Naja, jetzt wurde einiges umdisponiert, und wir haben eine Woche im  *Chaletlpark de Brekken gebucht. *

*Wir haben ein Boot dabei und ein Charlet direkt am großen Kanal. Von dort aus ist der Brekkensee und das Ijsselmeer gut zu erreichen. *

*Habt ihr irgendwelche Angeltips? Sowohl vom eigenen Steg, als auch vom Boot aus möchte ich gern angeln.*

*Sorry wegen der fetten SChrift, irgendwas geht funktioniert hier nicht so richtig. Oder ich kann es nicht. #c *


*Würde mich über Tips freuen!*
*Petri, CHristopher*


----------



## kspr (19. August 2010)

*AW: Angeln bei Lemmer / Chaletlpark de Brekken / Brekkensee*

kanal 3-5m tief befischen, sowohl mit kunstköder als auch mit köfi hecht&zander sehr guter bestand. Sry für die knappe ausführung....essen ist fertig


----------



## rapaLLa04 (19. August 2010)

*AW: Angeln bei Lemmer / Chaletlpark de Brekken / Brekkensee*

Danke für die Info. Kann einer was zu den direkten Kanälen im Park sagen? Also vom Haus auf fischen wollte ich Abends auch.


----------



## kspr (20. August 2010)

*AW: Angeln bei Lemmer / Chaletlpark de Brekken / Brekkensee*

Also rapaLLa04 wenn das der "neu gebaute" und noch nicht ganz fertige Park sein sollte, wird dort meiner meinung nach nicht viel fischbestand sein da dort an der ein oder anderen stelle noch laufende baggerarbeiten etc. stattfinden (sorry will dir nicht die laune verderben ).

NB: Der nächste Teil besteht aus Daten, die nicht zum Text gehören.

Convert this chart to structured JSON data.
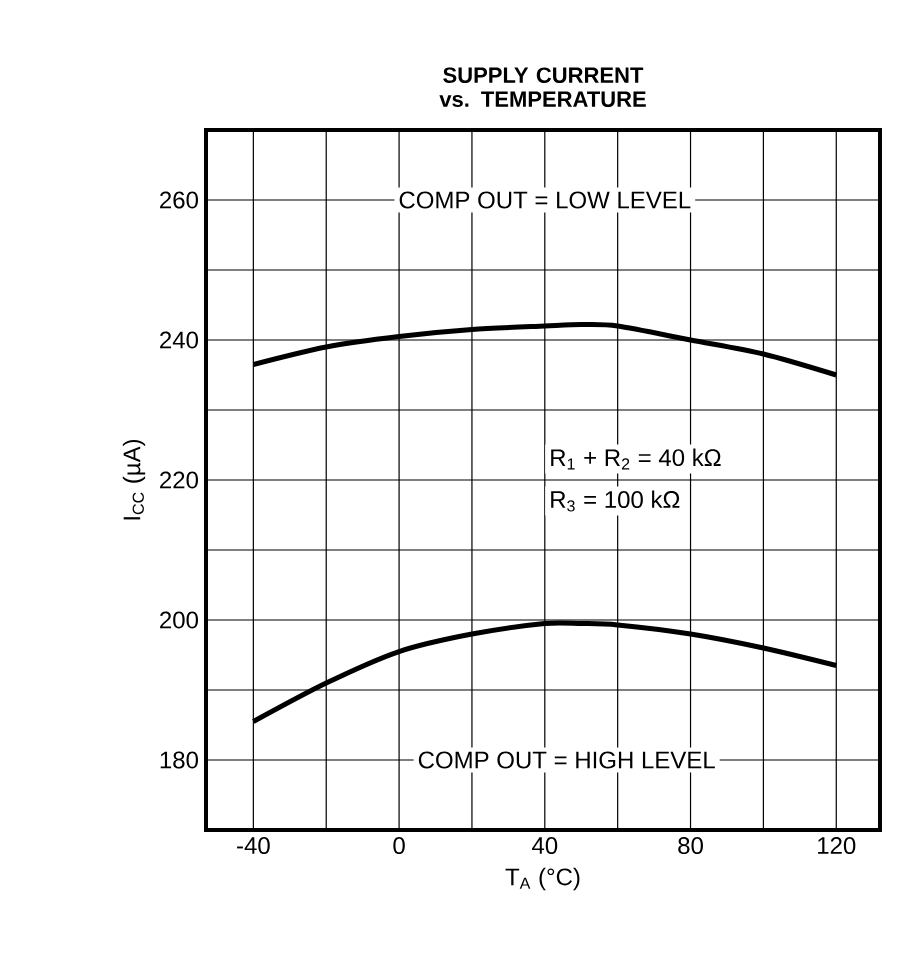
{
  "chart_data": {
    "type": "line",
    "title": "SUPPLY CURRENT vs. TEMPERATURE",
    "xlabel": "T$_{A}$ (°C)",
    "ylabel": "I$_{CC}$ (µA)",
    "x": [
      -40,
      -20,
      0,
      20,
      40,
      50,
      60,
      80,
      100,
      120
    ],
    "series": [
      {
        "color": "#000000",
        "values": [
          236.5,
          239,
          240.5,
          241.5,
          242,
          242.2,
          242,
          240,
          238,
          235
        ]
      },
      {
        "color": "#000000",
        "values": [
          185.5,
          191,
          195.5,
          198,
          199.5,
          199.5,
          199.3,
          198,
          196,
          193.5
        ]
      }
    ],
    "xlim": [
      -53,
      132
    ],
    "ylim": [
      170,
      270
    ],
    "xticks": [
      {
        "value": -40,
        "label": "-40"
      },
      {
        "value": -20,
        "label": null
      },
      0,
      {
        "value": 20,
        "label": null
      },
      40,
      {
        "value": 60,
        "label": null
      },
      80,
      {
        "value": 100,
        "label": null
      },
      120
    ],
    "yticks": [
      180,
      {
        "value": 190,
        "label": null
      },
      200,
      {
        "value": 210,
        "label": null
      },
      220,
      {
        "value": 230,
        "label": null
      },
      240,
      {
        "value": 250,
        "label": null
      },
      260
    ],
    "grid": true,
    "annotations": [
      "COMP OUT = LOW LEVEL",
      "R$_{1}$ + R$_{2}$ = 40 kΩ",
      "R$_{3}$ = 100 kΩ",
      "COMP OUT = HIGH LEVEL"
    ]
  }
}
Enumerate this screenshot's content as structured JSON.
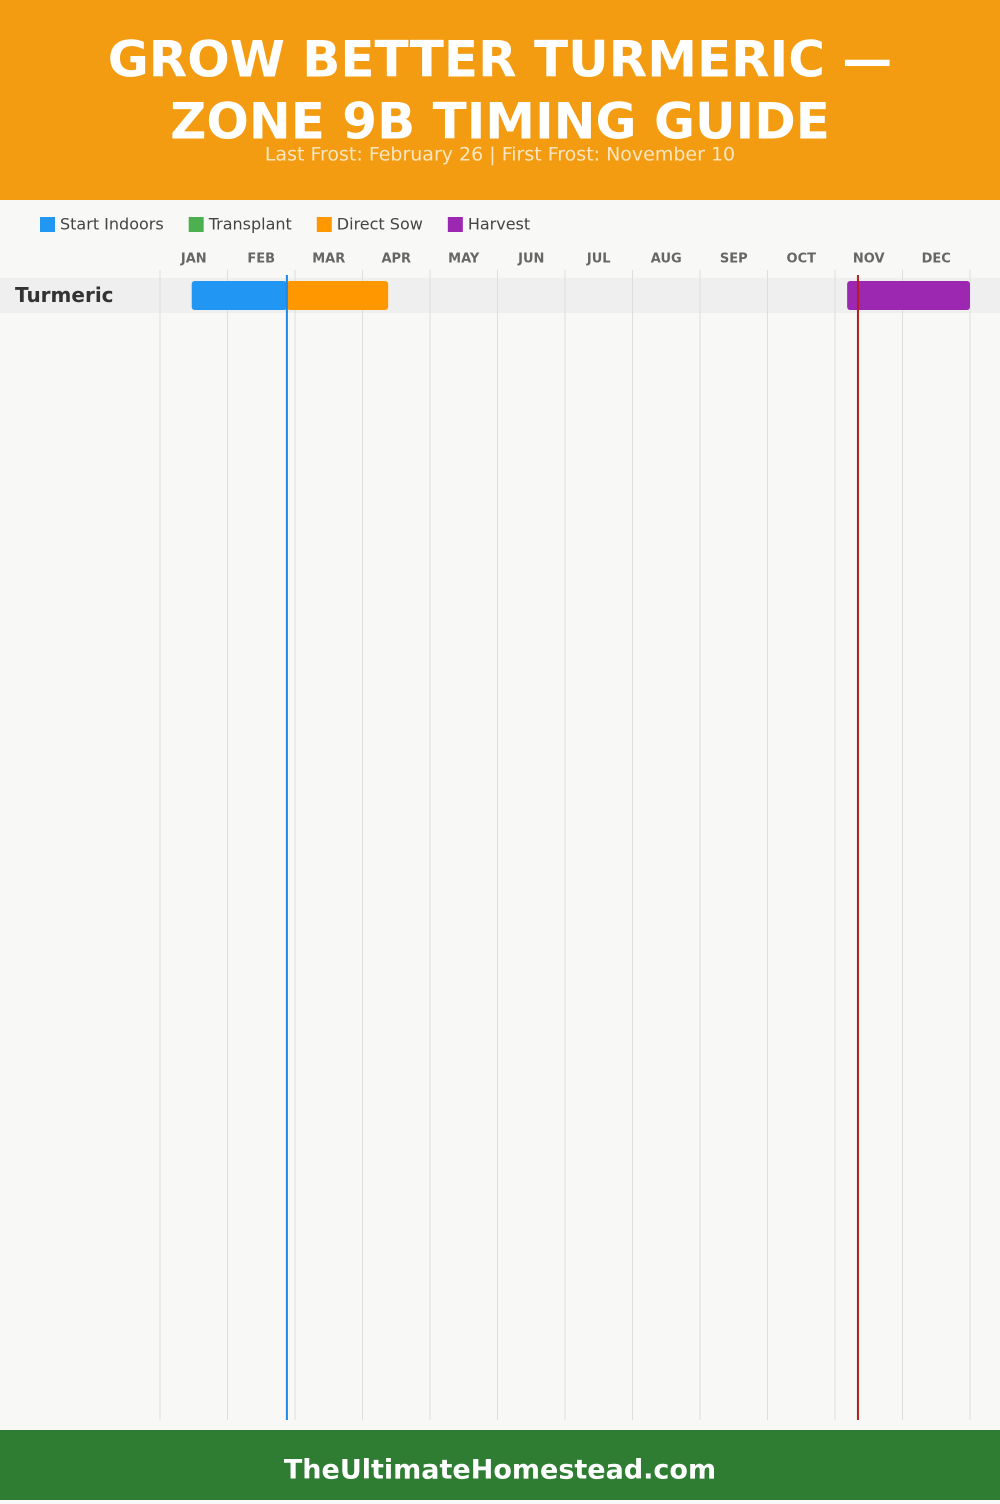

In den umliegenden Poldern und im großen Kanal ist mehr als genug Fischbestand. Links der Brücke kannst du wunderbar und ungestörrt auf Raubfische angeln, tolles Gebiet. Die letzte Fangmeldung von dort ist noch nicht lange her 

Friedfischfang ebenfalls wunderbar. Solltest du mal abends Ansitzen, empfehle ich dir egal auf was du fischt deine Montagen nicht weiter als max 5-8m vom ufer entfernt abzulegen. Die Friedfische halten sich aufgrund der steil abfallenden kante direkt in ufernähe auf und werden somit ziel der raubis  direkt vor deiner nase 


Viel Spaß


----------



## rapaLLa04 (22. August 2010)

*AW: Angeln bei Lemmer / Chaletlpark de Brekken / Brekkensee*

Also ich glaube, dass der Park da schon ein bischen älter ist, wo wir sind. Bzw wir sind direkt an der Ecke, 20m vom großen Kanal. 
Und wenn wirklich gebaggert wird kann man ja mitm Boot 5 min fahren, das ist ja auch kein Problem. Keine Sorge, die Laune verdierbt mir heute niemand, freu mich riesig.  

Also, es geht dann heute los. Werde dann nächste Woche mal berichten. Danke für die Tipps aufjedenfall, denke, dass ich damit aufjedenfall was anfangen kann. Gruß!!

Petri


----------